The Playgoer: Broadway Ghosts

Custom Search

Monday, October 24, 2011

Broadway Ghosts


One of my favorite Sunday Times features is actually in the Real Estate section.  No, not listings. It's Christopher Gray's "Streetscapes" column, a kind of weekly excavation of old buildings, gone buildings, and other curiosities of NYC history.

This photo, a column earlier this month, is especially approppros in light of the splendid new revival of Sondheim's Follies. The image above is of the half-demolished Helen Hayes Theater (not the current Helen Hayes Theater) in 1982. The Hayes (on 46th between Broadway and 8th Avenue) and an adjoining house, the Morosco, were leveled that year, but not without a spirited fight from the New York theatre community, who came out in large protests.

(The occasion for Gray's column, by the way, was a recent auction of surviving slabs and other detritus from the Hayes demolition.)

Follies, you may recall, is set in an old Broadway theatre about to be demolished, haunted by the ghosts of Ziegfelds past.
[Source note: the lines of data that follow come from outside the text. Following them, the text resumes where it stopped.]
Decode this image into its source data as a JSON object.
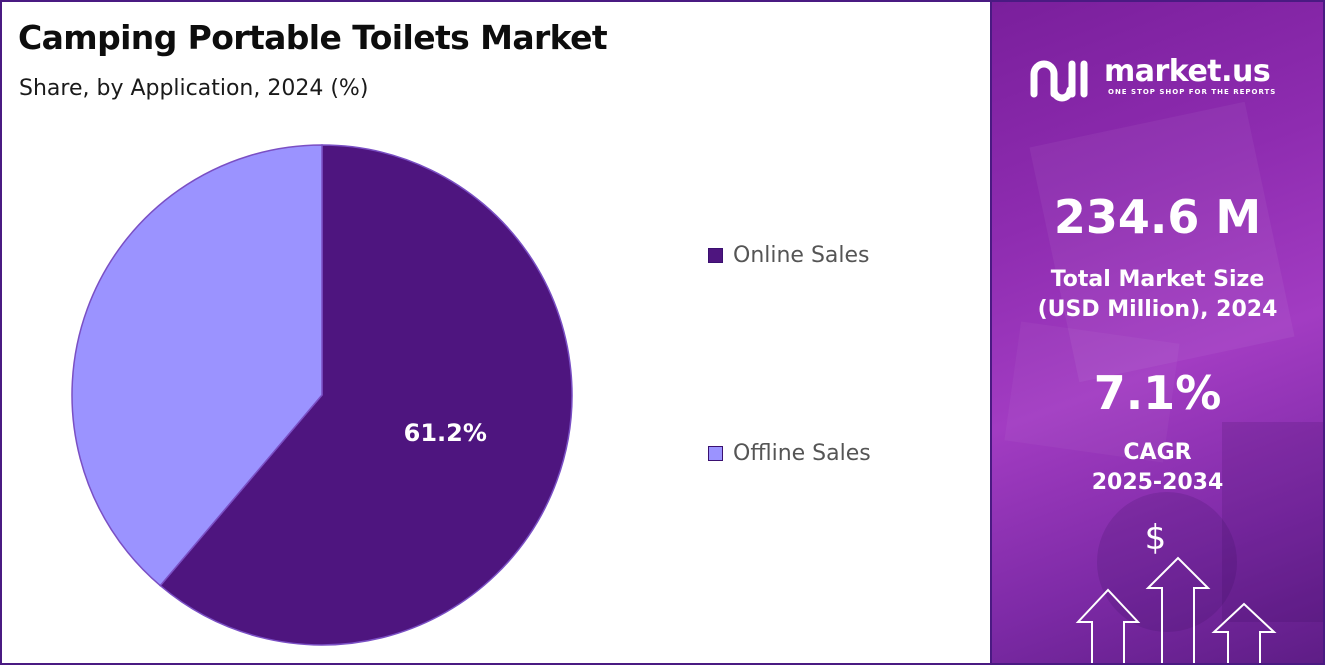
{
  "header": {
    "title": "Camping Portable Toilets Market",
    "subtitle": "Share, by Application, 2024 (%)"
  },
  "chart_data": {
    "type": "pie",
    "start_angle_deg": 0,
    "direction": "clockwise",
    "slices": [
      {
        "name": "Online Sales",
        "value": 61.2,
        "color": "#4e157f",
        "label": "61.2%"
      },
      {
        "name": "Offline Sales",
        "value": 38.8,
        "color": "#9b93ff",
        "label": ""
      }
    ],
    "legend_position": "right"
  },
  "legend": {
    "items": [
      {
        "label": "Online Sales",
        "color": "#4e157f"
      },
      {
        "label": "Offline Sales",
        "color": "#9b93ff"
      }
    ]
  },
  "sidebar": {
    "brand_name": "market.us",
    "brand_tagline": "ONE STOP SHOP FOR THE REPORTS",
    "market_size": "234.6 M",
    "market_size_label_line1": "Total Market Size",
    "market_size_label_line2": "(USD Million), 2024",
    "cagr": "7.1%",
    "cagr_label_line1": "CAGR",
    "cagr_label_line2": "2025-2034",
    "dollar_symbol": "$"
  },
  "colors": {
    "border": "#4a1a82",
    "panel_purple": "#8e2cb0"
  }
}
In fact, legend has it the inspiration for that 1971 show came from a Life magazine photo of aging star Gloria Swanson  in the wreckage of the then-recently demolished Roxy Theatre (see below).

And where is the current revival of Follies playing? At the Marquis Theatre. Part of the Marriott Marquis hotel--the very building the Hayes and Morosco were torn down to make way for.

Ghosts, indeed....

3 comments:

John Branch said...

Thanks for including that photograph of Swanson in the ruins of the Roxy.

I wonder whether it's possible nowadays to shoot such images. Not hard to imagine that regulations and/or fear of lawsuits would prevent it. I tell ya: if we can't play in the wreckage of our theaters, whose wrecked theaters can we play in?

Jacqueline T. Lynch said...

Intriguing theater history. I love that Swanson photo.

Kevin and Don Norte said...

Did they really auction off the piece of the facade of the Helen Hayes. My husband and myself were students at the time and I worked for The Shuberts. I remember the morning I woke up to discover workers took a jack hammer and "jacked" a line across the facade. It was originally all supposed to be saved. Nothing bad happened but the City had them take a piece that was not destroyed and it was supposed to be saved and incorporated into a future theatre on Broadway. Was it sold?
We left New York after that because our "heart" was broken. Working for the Shuberts, the destruction of the 5 theatres, the rise in HIV, and the way every interview I went on for a theatre job seemed like a casting couch were the reaons we left.
We returned and went to see Follies at the Marquis and I accidentally peed on the floor but then started laughing.